Internally, this code typically uses IStructure objects to avoid bugs due to the mutability of Structure objects (e.g. the fragmentation code performs operations on the structure and we want to be sure that there is no impact on the input).
Examples
>>> from moffragmentor import MOF >>> mof = MOF(structure, structure_graph) >>> # equivalent is to read from a cif file >>> mof = MOF.from_cif(cif_file) >>> # visualize the structure >>> mof.show_structure() >>> # get the neighbors of a site >>> mof.get_neighbor_indices(0) >>> # perform fragmentation >>> fragments mof.fragment()

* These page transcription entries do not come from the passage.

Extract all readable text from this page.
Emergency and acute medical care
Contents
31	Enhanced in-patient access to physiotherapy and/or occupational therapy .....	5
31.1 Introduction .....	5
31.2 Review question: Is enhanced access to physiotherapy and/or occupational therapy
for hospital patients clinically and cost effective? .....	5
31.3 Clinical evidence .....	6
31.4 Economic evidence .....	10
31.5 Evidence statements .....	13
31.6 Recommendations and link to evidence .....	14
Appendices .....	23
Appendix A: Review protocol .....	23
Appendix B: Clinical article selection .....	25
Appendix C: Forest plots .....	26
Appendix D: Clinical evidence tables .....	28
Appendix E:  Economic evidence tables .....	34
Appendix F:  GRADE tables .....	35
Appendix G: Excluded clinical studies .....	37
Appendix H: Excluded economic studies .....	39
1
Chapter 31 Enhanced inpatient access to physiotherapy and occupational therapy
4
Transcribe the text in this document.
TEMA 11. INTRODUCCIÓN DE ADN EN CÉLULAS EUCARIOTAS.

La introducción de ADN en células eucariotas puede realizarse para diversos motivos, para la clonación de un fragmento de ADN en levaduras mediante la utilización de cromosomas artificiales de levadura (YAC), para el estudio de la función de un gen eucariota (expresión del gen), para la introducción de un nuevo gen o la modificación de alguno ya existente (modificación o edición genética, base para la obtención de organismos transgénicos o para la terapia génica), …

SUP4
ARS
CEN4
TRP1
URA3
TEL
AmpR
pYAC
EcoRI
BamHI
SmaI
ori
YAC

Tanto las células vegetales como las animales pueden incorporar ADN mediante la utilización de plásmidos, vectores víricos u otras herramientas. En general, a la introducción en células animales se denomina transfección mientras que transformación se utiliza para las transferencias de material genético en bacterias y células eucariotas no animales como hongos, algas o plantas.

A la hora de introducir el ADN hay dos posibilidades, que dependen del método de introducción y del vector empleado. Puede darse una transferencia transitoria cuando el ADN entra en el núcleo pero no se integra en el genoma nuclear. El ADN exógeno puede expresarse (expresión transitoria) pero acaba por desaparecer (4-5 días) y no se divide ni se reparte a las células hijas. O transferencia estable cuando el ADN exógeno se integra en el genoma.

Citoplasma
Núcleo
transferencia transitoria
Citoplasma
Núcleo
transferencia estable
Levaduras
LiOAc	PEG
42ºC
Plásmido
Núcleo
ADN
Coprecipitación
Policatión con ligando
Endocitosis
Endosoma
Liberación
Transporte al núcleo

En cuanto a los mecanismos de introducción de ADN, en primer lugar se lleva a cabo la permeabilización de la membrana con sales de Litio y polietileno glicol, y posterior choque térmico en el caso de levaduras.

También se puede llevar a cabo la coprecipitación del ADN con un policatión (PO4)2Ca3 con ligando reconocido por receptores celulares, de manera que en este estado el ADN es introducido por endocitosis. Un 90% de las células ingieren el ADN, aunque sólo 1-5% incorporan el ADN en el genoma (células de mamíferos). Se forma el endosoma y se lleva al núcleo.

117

- property bridges: Dict[int, int]#
Get a dictionary of bridges.
Bridges are edges in a graph that, if deleted, increase the number of connected components.
- Returns:
dictionary of bridges
- Return type:
Dict[int, int]
- property frac_coords: ndarray#
Return fractional coordinates of the structure.
We cache this call as pymatgen seems to re-compute this.
- Returns:
- fractional coordinates of the structure
in array of shape (n_sites, 3)
- Return type:
np.ndarray
- fragment(check_dimensionality=True, create_single_metal_bus=False, break_organic_nodes_at_metal=True)[source]#
Split the MOF into building blocks.
The building blocks are linkers, nodes, bound, unbound solvent, net embedding of those building blocks.
- Parameters:
check_dimensionality (bool) – Check if the node is 0D. If not, split into isolated metals. Defaults to True.
create_single_metal_bus (bool) – Create a single metal BUs. Defaults to False.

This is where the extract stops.